Despite the ferociously high-tech setting that is the Pierpoint trading floor, the work vibe is at once loose (with psychotic features) and also fraught with terror of
costly mistakes. Insults are the lingua franca, aimed most resoundingly towards
the new traders whose number will be halved by the firm’s annual “reduction in
force.” Resentments flare up, then die with little consequence. (Revenge
works best when covert back-stabbings can be plotted.) The soaring
ceiling of the authentically if fictionally functional set (planted in a
cavernous room in Cardiff, Wales but meant to be in London’s City financial
district) can’t mask the claustrophobic elbow-to-elbow desk array as occupied
by varying wrangling specialists. In full cry the population resembles a large
orchestra playing a rushing Shostakovich scherzo passage. (The show’s modernist
theme music is derived from DJ/composer Nathan Micay and carries a certain
urgency that is leavened frequently by music supervisor Ollie White’s hiply
ironic pop selections, notably Swan Lingo’s “Can’t See Your Face Anymore.”)
An achievement by the show runners (and their writers’ room that includes finance savants) is to liberally hand out plot points and bravura scenes to the entire gaggle of castmates.
Perhaps no dynamic is better exploited than that between Leung’s Eric--a veteran trader who has for some time avoided getting kicked upstairs to management—and his new protégé Harper, as played by Myha’la with an almost gymnastic series of persona vaults and the occasional un-stuck landing. “Isn’t it lucky that no one is
ever satisfied?” Eric says of their scheming cohort, and if that’s the guiding
mantra of the show, the darker hues that lend it depth reside in his follow-up
to her: “Are we the marks?”
Having been bludgeoned by the many raves for the show, I started with season three, daring it to lose me. Well, in a week of stolen bingeing time immediately
followed the season three finale, I had churned through the rest, enjoying two
and three all the more for the reverse engineering of the storylines.
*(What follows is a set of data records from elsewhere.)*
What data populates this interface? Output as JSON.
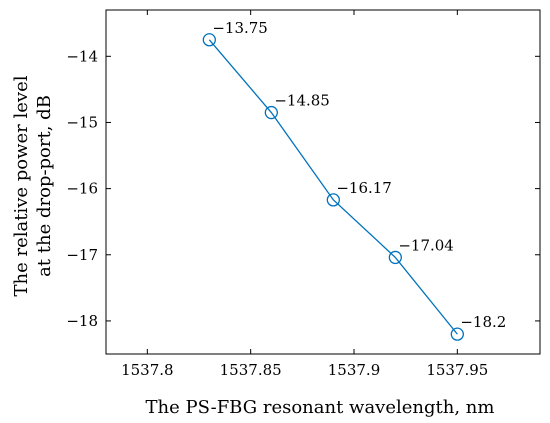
{
  "chart_data": {
    "type": "line",
    "title": "",
    "xlabel": "The PS-FBG resonant wavelength, nm",
    "ylabel_lines": [
      "The relative power level",
      "at the drop-port, dB"
    ],
    "xlim": [
      1537.78,
      1537.99
    ],
    "ylim": [
      -18.5,
      -13.3
    ],
    "xticks": [
      1537.8,
      1537.85,
      1537.9,
      1537.95
    ],
    "xtick_labels": [
      "1537.8",
      "1537.85",
      "1537.9",
      "1537.95"
    ],
    "yticks": [
      -18,
      -17,
      -16,
      -15,
      -14
    ],
    "ytick_labels": [
      "−18",
      "−17",
      "−16",
      "−15",
      "−14"
    ],
    "grid": false,
    "marker": "circle-open",
    "color": "#0072BD",
    "series": [
      {
        "x": [
          1537.83,
          1537.86,
          1537.89,
          1537.92,
          1537.95
        ],
        "y": [
          -13.75,
          -14.85,
          -16.17,
          -17.04,
          -18.2
        ],
        "point_labels": [
          "−13.75",
          "−14.85",
          "−16.17",
          "−17.04",
          "−18.2"
        ]
      }
    ]
  }
}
Exemplary of that is the bitterly etched backstory of Marisa Abela’s Yasmin (some will have seen her doing her own singing in the Amy Winehouse biopic, Back to Black), which is finally vouchsafed in the lattermost episodes. If the writers’ room and the show’s cabal of directors (including at times the co-creators) have fallen in love with her attractiveness and thrown much screen time her way, it’s hard to blame them.

Yasmin’s self-awareness doesn’t’ really act as a drag on what she calls her “polyamorous” nature; in closing this rant of recommendation, perhaps it’s not indiscreet to quote a realization from Yasmin that definitely pays off around cliff-hanger time: “I’m good at making people feel like I love them.”
Haven’t we all known someone like that?